“Alle preoccupazioni per la salute, si sono sommati i pensieri legati alla fine dei Litfiba”, così Piero Pelù che, intervistato dal Corriere della Sera ha affrontato, tra gli altri, il tema della depressione. Dopo esser stato costretto ad annullare le date di un suo precedente tour ed aver posticipato la produzione dell’album Deserti, l’ex cantante dei Litfiba è pronto a ripartire dove tutto si era bruscamente fermato a causa di un acufene. Il disco uscirà il 7 giugno e la prima esibizione dopo il lungo periodo di convalescenza sarà quella del 29 giugno a Spilimbergo, in provincia di Pordenone.
“Sono come il ferro che resiste a un impatto violento… Ho cercato un aiuto professionale, cui mi rivolgo ancora, e sono riuscito ad aprire delle belle porte. In ‘Maledetto cuore’, ad esempio, canto ‘ho bisogno di te’: lo diciamo raramente, ma abbiamo bisogno degli altri per non perderci in quei buchi neri con cui sto facendo i conti”, ha dichiarato Pelù, toccando il tema della salute mentale. I Litfiba, secondo quanto spiegato dall’autore, rappresentano tutt’ora un vero e proprio stile di vita. Un modello di rock che ha fatto appassionare l’Italia intera senza esclusioni di colpi di scena. Nelle parole del frontman è ancora forte il dispiacere per le incomprensioni con Ghigo Renzulli: “Il mio essere Litfiba nel profondo, me lo sono pure tatuato sulla pancia a fine tour, ha sperato che gli ego si calmassero e che, nonostante gli annunci, non sarebbe stato l’ultimo tour. E invece… Non si cambia la testa della gente – ha proseguito -. E dire che siamo persone mature, non una boyband. C’è chi vuole rimanere ancorato al passato, vedi anche il momento storico che stiamo vivendo oggi, e chi invece cerca di mantenere viva la parola libertà che nel caso di un artista significa sperimentare”, ha detto Pelù.

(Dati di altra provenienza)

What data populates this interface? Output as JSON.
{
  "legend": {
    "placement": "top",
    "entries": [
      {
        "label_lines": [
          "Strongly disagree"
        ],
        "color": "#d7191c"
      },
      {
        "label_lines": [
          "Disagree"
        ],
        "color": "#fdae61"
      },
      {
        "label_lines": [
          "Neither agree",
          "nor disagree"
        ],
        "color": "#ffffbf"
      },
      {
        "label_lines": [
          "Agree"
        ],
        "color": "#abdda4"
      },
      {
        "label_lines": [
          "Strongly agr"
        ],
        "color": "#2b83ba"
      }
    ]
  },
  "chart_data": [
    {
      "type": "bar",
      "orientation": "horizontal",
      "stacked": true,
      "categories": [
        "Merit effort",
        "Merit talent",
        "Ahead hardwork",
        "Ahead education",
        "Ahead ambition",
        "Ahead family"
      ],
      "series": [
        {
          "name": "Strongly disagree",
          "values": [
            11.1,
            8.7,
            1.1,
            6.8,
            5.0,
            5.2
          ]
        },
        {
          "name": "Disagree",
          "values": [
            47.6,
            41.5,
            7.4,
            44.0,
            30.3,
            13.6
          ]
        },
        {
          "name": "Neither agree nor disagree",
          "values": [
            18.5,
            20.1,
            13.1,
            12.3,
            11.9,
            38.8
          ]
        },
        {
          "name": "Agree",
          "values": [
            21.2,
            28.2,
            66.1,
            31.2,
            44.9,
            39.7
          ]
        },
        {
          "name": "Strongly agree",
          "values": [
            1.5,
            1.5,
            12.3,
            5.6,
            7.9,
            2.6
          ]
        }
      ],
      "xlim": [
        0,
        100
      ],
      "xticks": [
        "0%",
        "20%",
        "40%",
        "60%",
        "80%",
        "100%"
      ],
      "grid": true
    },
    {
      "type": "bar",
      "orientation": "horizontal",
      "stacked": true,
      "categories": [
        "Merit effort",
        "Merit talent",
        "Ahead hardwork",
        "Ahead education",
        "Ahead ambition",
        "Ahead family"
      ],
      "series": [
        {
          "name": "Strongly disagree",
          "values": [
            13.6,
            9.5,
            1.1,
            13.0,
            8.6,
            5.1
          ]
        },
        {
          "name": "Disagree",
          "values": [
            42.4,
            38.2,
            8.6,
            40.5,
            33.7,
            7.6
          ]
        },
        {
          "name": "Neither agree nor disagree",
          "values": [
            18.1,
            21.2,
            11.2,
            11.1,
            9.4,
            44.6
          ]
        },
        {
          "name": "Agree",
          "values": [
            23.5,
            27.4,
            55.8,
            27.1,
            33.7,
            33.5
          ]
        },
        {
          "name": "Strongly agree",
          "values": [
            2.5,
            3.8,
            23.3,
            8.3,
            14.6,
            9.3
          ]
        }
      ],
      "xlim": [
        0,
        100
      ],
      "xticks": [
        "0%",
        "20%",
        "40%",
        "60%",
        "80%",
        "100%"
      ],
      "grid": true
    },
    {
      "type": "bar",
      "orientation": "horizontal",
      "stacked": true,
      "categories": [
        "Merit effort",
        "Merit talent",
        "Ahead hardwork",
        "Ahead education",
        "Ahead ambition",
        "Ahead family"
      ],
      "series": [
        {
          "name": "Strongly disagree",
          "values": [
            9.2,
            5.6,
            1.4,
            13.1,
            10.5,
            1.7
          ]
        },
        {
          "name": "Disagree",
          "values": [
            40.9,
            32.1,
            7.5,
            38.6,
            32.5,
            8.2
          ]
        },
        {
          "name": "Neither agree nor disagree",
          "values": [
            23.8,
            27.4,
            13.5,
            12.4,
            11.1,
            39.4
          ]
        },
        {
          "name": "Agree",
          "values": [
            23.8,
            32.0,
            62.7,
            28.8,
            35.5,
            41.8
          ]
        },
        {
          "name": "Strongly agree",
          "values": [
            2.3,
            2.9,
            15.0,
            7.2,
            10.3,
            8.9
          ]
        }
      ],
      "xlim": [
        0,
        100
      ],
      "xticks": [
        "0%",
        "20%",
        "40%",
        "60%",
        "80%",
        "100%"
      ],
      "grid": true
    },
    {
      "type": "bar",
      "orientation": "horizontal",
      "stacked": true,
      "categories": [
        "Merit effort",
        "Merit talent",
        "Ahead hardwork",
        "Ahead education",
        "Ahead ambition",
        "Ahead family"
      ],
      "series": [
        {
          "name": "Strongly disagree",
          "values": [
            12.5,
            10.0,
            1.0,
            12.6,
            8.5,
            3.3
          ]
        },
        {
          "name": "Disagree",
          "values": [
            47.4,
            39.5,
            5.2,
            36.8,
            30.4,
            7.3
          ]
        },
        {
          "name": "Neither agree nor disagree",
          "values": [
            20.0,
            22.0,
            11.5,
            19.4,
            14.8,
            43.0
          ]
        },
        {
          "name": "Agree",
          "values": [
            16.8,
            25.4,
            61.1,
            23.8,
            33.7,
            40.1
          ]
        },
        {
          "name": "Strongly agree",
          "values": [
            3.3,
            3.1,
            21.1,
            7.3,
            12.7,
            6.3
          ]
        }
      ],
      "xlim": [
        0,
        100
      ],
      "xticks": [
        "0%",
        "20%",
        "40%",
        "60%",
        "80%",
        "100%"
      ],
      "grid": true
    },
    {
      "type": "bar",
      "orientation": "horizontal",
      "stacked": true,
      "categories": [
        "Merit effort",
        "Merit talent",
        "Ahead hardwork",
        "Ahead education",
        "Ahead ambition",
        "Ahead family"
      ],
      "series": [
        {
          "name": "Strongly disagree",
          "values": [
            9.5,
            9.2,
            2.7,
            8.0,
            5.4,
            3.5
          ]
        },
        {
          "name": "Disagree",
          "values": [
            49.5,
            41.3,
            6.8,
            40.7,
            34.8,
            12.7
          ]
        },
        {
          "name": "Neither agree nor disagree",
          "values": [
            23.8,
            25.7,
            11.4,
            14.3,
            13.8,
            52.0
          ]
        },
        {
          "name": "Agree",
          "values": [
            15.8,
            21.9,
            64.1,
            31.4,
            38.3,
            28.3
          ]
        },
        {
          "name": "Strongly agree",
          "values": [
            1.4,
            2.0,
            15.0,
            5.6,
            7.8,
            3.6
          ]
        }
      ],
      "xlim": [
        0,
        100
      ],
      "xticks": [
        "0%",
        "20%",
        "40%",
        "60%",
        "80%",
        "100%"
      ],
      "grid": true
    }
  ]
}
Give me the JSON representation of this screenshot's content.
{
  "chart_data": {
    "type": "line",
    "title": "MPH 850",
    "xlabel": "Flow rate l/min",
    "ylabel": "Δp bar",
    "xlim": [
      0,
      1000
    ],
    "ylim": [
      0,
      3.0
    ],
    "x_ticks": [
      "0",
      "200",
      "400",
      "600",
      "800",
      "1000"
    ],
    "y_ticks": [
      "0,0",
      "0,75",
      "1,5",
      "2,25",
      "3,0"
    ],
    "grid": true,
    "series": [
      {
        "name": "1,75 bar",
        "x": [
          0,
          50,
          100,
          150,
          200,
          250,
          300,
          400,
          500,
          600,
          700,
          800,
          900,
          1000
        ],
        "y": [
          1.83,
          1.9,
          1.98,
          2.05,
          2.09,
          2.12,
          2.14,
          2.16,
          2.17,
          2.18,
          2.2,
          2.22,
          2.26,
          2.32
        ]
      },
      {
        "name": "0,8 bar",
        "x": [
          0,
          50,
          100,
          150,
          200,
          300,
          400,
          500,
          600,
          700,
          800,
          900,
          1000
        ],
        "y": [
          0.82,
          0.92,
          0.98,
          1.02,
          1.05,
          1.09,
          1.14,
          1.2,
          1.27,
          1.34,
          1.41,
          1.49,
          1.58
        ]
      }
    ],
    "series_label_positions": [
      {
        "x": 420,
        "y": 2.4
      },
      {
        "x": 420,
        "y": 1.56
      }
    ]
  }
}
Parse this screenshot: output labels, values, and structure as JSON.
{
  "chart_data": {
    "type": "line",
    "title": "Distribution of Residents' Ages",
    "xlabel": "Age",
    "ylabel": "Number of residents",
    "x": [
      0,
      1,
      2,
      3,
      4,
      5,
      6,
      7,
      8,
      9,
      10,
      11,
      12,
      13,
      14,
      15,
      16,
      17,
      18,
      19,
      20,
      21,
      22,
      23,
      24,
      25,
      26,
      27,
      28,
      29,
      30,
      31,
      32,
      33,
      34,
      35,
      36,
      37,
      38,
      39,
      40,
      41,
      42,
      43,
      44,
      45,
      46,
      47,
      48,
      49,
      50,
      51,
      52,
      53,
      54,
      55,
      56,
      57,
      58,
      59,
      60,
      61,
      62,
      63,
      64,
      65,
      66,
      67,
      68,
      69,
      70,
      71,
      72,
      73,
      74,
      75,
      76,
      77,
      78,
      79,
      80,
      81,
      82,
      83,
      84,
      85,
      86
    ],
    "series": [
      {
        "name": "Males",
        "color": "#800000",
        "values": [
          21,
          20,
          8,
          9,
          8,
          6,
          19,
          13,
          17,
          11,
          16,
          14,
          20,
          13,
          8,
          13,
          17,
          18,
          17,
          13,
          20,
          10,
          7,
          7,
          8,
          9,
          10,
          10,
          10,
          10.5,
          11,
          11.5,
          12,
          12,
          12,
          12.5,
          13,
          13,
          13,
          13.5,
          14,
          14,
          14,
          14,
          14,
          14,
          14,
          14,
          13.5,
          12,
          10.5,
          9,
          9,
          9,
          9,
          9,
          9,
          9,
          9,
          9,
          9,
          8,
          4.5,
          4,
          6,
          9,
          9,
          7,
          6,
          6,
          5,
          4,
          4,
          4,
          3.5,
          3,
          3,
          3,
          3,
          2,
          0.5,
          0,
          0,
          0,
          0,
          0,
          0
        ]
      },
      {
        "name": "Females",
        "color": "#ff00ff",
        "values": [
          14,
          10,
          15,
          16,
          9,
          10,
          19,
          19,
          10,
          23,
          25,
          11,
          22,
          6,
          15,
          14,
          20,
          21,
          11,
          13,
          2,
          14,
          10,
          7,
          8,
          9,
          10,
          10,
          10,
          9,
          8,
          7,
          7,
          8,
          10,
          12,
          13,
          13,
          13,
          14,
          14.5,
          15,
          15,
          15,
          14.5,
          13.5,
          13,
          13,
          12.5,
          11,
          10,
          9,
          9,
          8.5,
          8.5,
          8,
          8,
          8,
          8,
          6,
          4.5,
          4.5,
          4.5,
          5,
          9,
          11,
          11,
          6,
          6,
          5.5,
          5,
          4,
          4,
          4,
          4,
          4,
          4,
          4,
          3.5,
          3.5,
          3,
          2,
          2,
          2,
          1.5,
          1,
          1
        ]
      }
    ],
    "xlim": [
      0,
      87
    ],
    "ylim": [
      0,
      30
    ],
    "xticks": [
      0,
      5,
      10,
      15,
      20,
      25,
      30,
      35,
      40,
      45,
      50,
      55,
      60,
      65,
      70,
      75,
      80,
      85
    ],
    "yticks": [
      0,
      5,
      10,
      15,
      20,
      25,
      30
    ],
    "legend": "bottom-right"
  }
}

Il cantante si è poi soffermato a raccontare i dettagli dell’acufene: “Ero in studio di registrazione e ho subito uno choc acustico. Avevo cambiato cuffie e il fonico non ha fatto bene i calcoli: ho perso i sensi, sono cascato a terra. A quello si sono sommati i miei di errori: non ho fatto subito i controlli e ho trascurato il problema. Il danno è irreversibile, ho recuperato un po’ ma da questi choc non si guarisce. Posso aggirare il problema con la tecnologia. Un sistema acustico ben calibrato mi permette di affrontare di nuovo il palco: devo creare l’inferno sonoro fuori, ma in cuffia è come se avessi Casadei”, ha spiegato.
Infine, Pelù, ha parlato de Il mio nome è mai più, brano dal testo pacifista in collaborazione con Ligabue e Jovanotti: “Non ho mai smesso di suonarla, non ho mai smesso di dire ‘mai più’ alle guerre – ha precisato -. Oggi parliamo di Palestina e Ucraina, ma ci dimentichiamo di Sudan, Afghanistan, Birmania e altri conflitti. Sono un pacifista e obiettore di coscienza grazie a nonno Mario, un antifascista che mi ha inculcato il ripudio della guerra e delle armi. Mi manca moltissimo una figura come Gino Strada. Oggi credo sia difficile trovare le parole giuste per una nuova canzone contro la guerra, magari potrebbero farla dei rapper… Nell’album ho messo una mia versione per l’anniversario ma comunque ci stiamo risentendo, io, Luciano e Lorenzo, per capire cosa fare”, ha concluso Pelù.